He was Sir Robert Dudley at the Elizabethan court, the Bard in love with Elizabethan theatre, the protestant Luther and a cowboy from Macedonia in a western by Manchevscki. In the South Africa divided by the Apartheid, he's Nelson Mandela's prison warder.
In Bille August's Goodbye Bafana, you play Mandela's prison warder. Who is James Gregory?
James Gregory is the living proof of what Mandela stated, that is, that a man can change. It's a complex character who goes through a strong social conditioning. At the beginning, this man is mainly a father and a husband. Then he gets ambitious, he decides to work in a prison and guard a special prisoner. From that moment his life will change. Mandela inspires and transforms my character, wakes him from his ignorance.

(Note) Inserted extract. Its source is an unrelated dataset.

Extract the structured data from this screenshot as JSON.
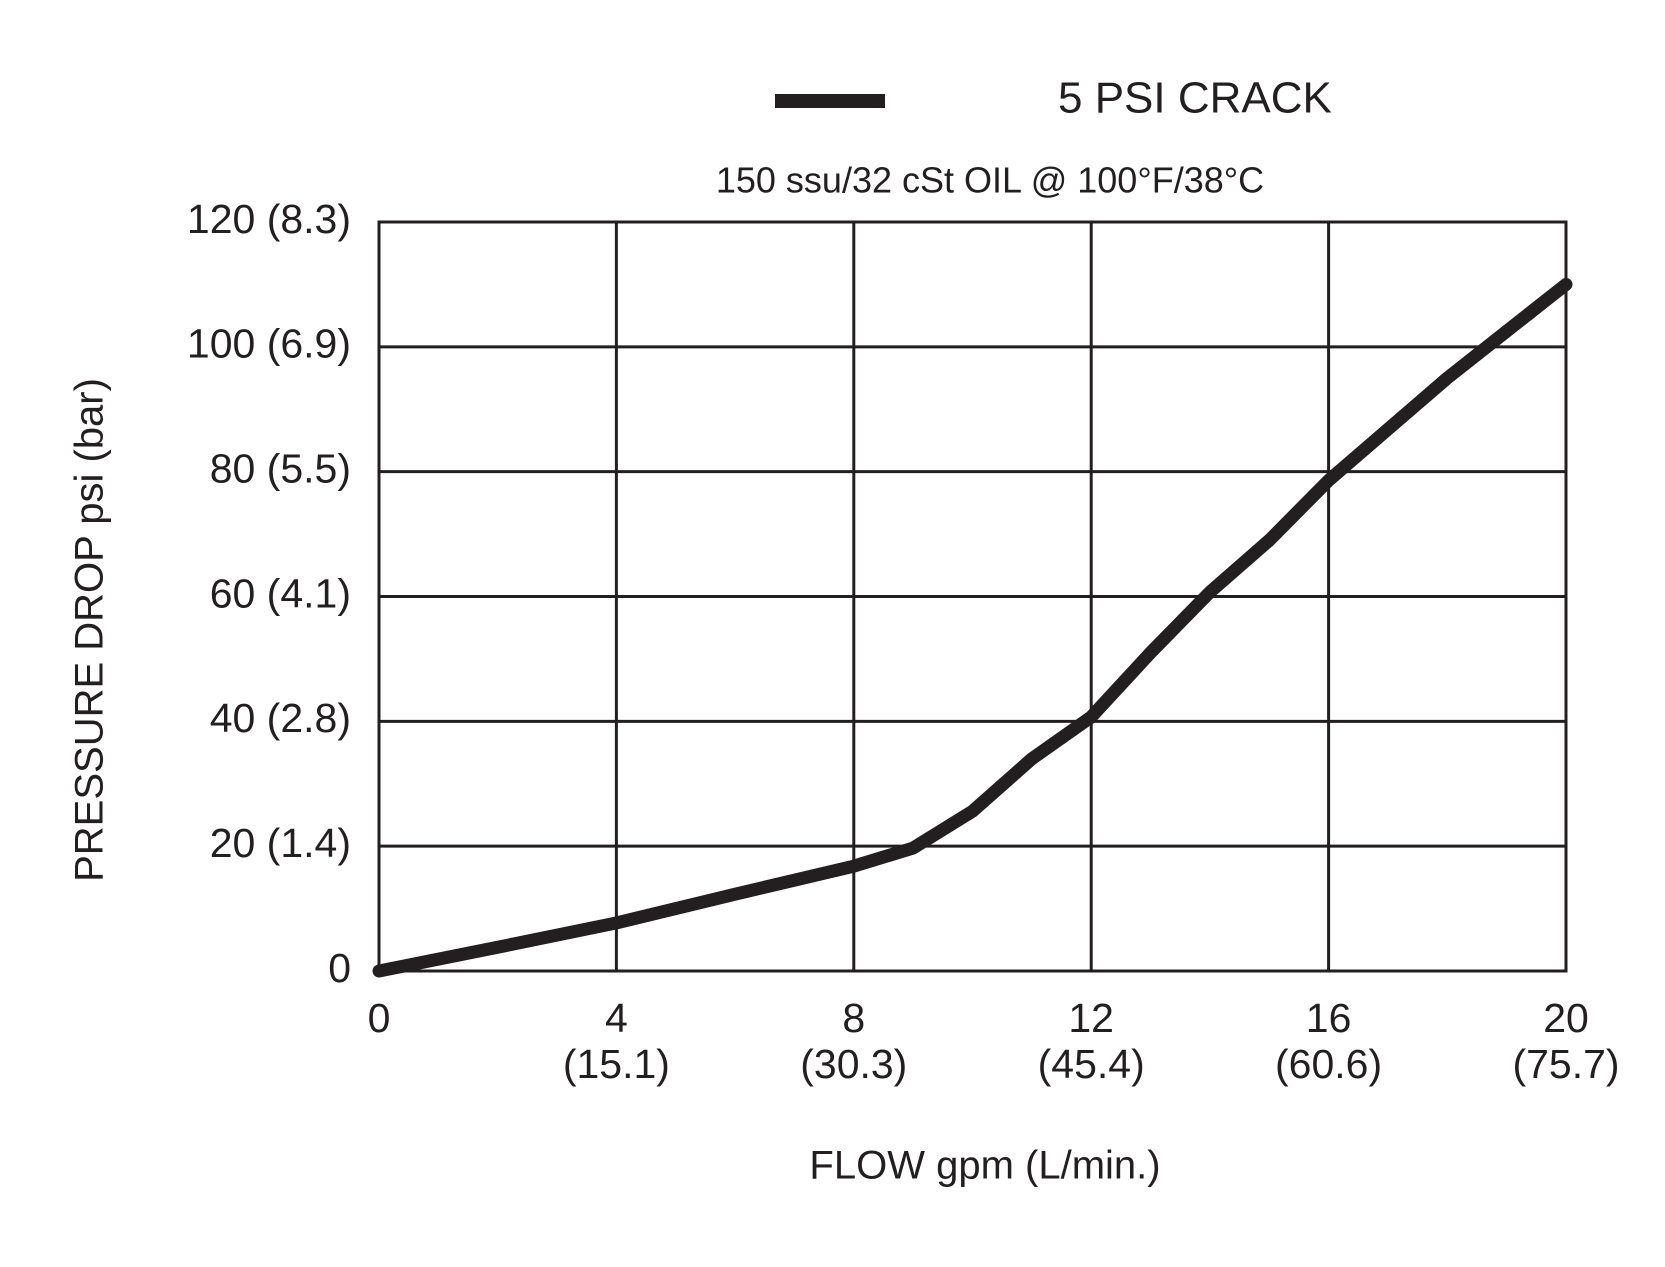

The man he considered a dangerous terrorist turns out to be extraordinary and deeply human. My character evolves slowly, it takes him 20 years but the change in his perspective will finally set him free.
When did you hear about Mandela for the first time?
That was in the 1970s and I was just a little boy. Every day when I passed by the South African embassy in Trafalgar Square I heard about that man who was in prison for his strong ideas. One day I decided to sign a petition for his freedom. I remember that I felt like a true revolutionary. When he was set free in 1990, I was watching it on TV with my mother, and I never forgot our emotion.
A teaching by Mandela that you like to remember?
Once he was asked how he managed to survive 27 years in a prison, and he answered that he had to stay there for the time it was needed in order to set free his prison guardians. That's a very Zen point of view. I think it is strong and very moving.
The Constant Gardener, Blood Diamond, The Last King of Scotland and now Goodbye Bafana are films that talk about Africa and denounce the abuse from the "democratic" west...
That's true, and it's important that certain abuses are told through the eyes of white people. We are the ones who used a coercive power. It is really important to challenge our own arguments in order to be able to answer certain question and too much hypocrisy. We have a very precise responsibility towards these cultures. We have to pay attention to Africa, as we have already done with Latin America.